Well, if he can tell you what to wear you should be able to tell him as well.

What if you start by buying him a couple of nicely cut T-shirts and compliment him on his physique in them? Then try to get him to throw a sport jacket over it. That would be a start. 

My H, left to his own designs, would probably wear a garbage bag if it were comfortable. Luckily, he HAS to dress nicely for work and I buy his clothes because he doesn't like to shop.


----------



## Dad&Hubby (Aug 14, 2012)

So you married a 100% NON-style conscious man, who's going to be 60 and set in his ways and as you say 



SonnyRae said:


> I've spoken to him about this at least 100 times, it's like he doesn't hear me or get my point.


What do you expect? 

Let me ask you, how much luck have you had with changing men when they have zero interest in it?

Ideally, your husband would listen to your concerns and wants and adjust.

But also ideally, you would recognize it's very important TO HIM that he be who he is (In his mind). He may take it as insulting but never say anything to you like you don't think he's "good enough".

So I think this is more of a "pick your battles". One benefit of being older is bad behavior is more accepted LOL.


----------



## Dad&Hubby (Aug 14, 2012)

SonnyRae said:


> Yes, he tells me what to wear and how much make up and doesn't like lipstick etc.
> When we go to dinner with other couples, I'd simple like to see him look nice, he is a handsome man.
> We're going to Hawaii for a vacation, I thought I'd ask for advice.
> I dress to look nice for my husband, I thought perhaps it would be nice for him to occasionally do the same.


And this is where you can have an impact.

Dress is the EXACT OPPOSITE of what he likes. And state to him, that he's resistant to your requests of him, why should you pander to his requests. 

The key to this whole thing is not make it confrontational or bossy etc. Just very matter of fact. Put on some bright lipstick and if he says "I don't like it". you can say "Really, I really like how it looks with this outfit" and move on. DO NOT take it off.

After a little while, if he starts a conversation about it you can approach the topic again.
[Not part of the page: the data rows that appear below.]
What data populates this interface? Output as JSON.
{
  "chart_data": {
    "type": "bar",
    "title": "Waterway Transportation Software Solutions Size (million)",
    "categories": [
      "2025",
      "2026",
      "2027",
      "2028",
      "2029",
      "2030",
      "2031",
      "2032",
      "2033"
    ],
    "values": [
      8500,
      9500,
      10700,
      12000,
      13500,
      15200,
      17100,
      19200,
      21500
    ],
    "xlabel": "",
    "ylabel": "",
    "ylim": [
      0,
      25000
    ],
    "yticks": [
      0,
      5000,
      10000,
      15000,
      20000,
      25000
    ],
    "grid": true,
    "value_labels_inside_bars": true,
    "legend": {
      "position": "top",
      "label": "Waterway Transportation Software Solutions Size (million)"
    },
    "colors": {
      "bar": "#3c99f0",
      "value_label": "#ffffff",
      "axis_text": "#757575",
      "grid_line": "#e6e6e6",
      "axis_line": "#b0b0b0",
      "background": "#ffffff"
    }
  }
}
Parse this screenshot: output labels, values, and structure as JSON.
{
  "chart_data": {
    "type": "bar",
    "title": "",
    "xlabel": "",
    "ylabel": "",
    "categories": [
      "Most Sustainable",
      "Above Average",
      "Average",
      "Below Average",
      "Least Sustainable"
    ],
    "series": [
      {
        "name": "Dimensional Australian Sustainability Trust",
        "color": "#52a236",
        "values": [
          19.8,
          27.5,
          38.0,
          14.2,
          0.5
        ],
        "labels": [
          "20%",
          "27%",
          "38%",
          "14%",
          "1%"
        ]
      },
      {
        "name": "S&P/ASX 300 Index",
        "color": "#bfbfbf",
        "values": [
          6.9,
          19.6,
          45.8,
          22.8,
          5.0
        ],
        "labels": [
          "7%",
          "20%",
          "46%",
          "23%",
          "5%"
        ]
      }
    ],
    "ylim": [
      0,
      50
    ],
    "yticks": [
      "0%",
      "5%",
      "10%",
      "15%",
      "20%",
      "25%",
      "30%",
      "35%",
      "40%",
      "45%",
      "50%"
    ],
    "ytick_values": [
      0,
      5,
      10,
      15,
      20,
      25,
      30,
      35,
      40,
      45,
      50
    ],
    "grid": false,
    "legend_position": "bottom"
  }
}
How you like dressing in a way that he likes, but you'd like that same treatment. And always finish with "do you think that's fair?" You can even compromise and say that you won't ask often, but on very specific occasions, you'd love to see him dressed up.


----------



## southbound (Oct 31, 2010)

I can see both sides of the issue. I don't think your desires are strange. Some say it's who he is, leave him alone, and there is truth to that. I think sometimes. however, people can get in a rut and would like a change if they would just take the time to do it.

I new a couple a few years back where the guy had a long beard and hair, like the Duck Dynasty guys. His wife complained about it for years and he finally shaved and got a short haircut, and he loved it; he even looked a little like George Clooney. He would say himself how wished he had shaved years ago and that he loved his new look. He even started to enjoy nice clothes.

I'm not saying this would be your husbands reaction, but I think people do get in a rut sometimes, and they enjoy the change once they make it. I would assume Fonzie finally ditched the leather jacket, white t-shirt, and slicked=back hair by age 60. 

One thing that wasn't mentioned, "what kind of lifestyle do you guys lead?" In other words, does his look fit who he is? Is he a biker, country club member, banker, mechanic?


----------



## Wolf1974 (Feb 19, 2014)

This doesn't need to be all doom and gloom. Is it that he just doesn't care or that he really likes they way he dresses. If he likes it let it be. You wouldn't want to be told how to dress. 

However if he just doesn't care just start buying him stuff and asking m to wear it. I'm guilty of this as well and my issue is I HATE shopping and won't try things on. 

Once divorced my wardrobe, according to my Gf and female friends, was terrible. Something about "dad jeans" and so on. So their solution was they just started buying me stuff on occasion and saying hey try this. Some I didn't like, some I loved. I would say 3 years out most my clothes are new so this worked for me.


----------



## MyHappyPlace (Aug 11, 2013)

My husband's daily attire is BDUs or similar pants and a t-shirt, usually black or with some witty thing written on it. The day we got married he wore a t-shirt and a button down shirt. However, he never bothered to button the shirt and his t had a stain on it. Did I notice? Hell yes! Did I care? Not really. He is who he is and it was just a little court house wedding where we had to ask another couple we didn't even know to be our witnesses. We just didn't want family there even though both of our families live in town.

Now, my brother's wedding was totally different. It was a BIG affair. So I went out and bought my husband slacks and a beautiful shirt to match my dress. I simply laid them out for him and he put them on. End of story, never questioned it.

Maybe you should try that. Not on a day to day, because you aren't after all, trying to change him. Just on those truly special occasions, lay out an outfit for him and see if he goes for it. If he doesn't, so what. You have no reason to be embarrassed by how your husband dresses. Anybody could look at him and see that he's a grown man. Thus, he makes his own wardrobe decisions and if there is any embarrassment to be had, it's his to own. (and he obviously doesn't care!) Good for him by the way!


----------



## imtamnew (May 13, 2013)

Thanks for this thread. I have started working on my wardrobe only recently. But its a good time to understand how over time it can cause resentment to keep piling on.

That too for something that I can fix easily.


----------



## Tasty (Mar 3, 2014)

While I understand you, it appears he feels more comfortable with those clothes you complain about. 

I suppose you won't like him to dress to impress you and the crowd but feel uncomfortable through the events.

To make things easier for both of you, buy him more of those T-shirts, jeans and ranch boots in different varieties and colors. And, please, help to keep them clean.


----------



## sinnister (Dec 5, 2010)

You guys are kidding right? At 60 years old that is just tacky.

I would be mortified if my parents came to my childs functions looking like grandpa biker.


----------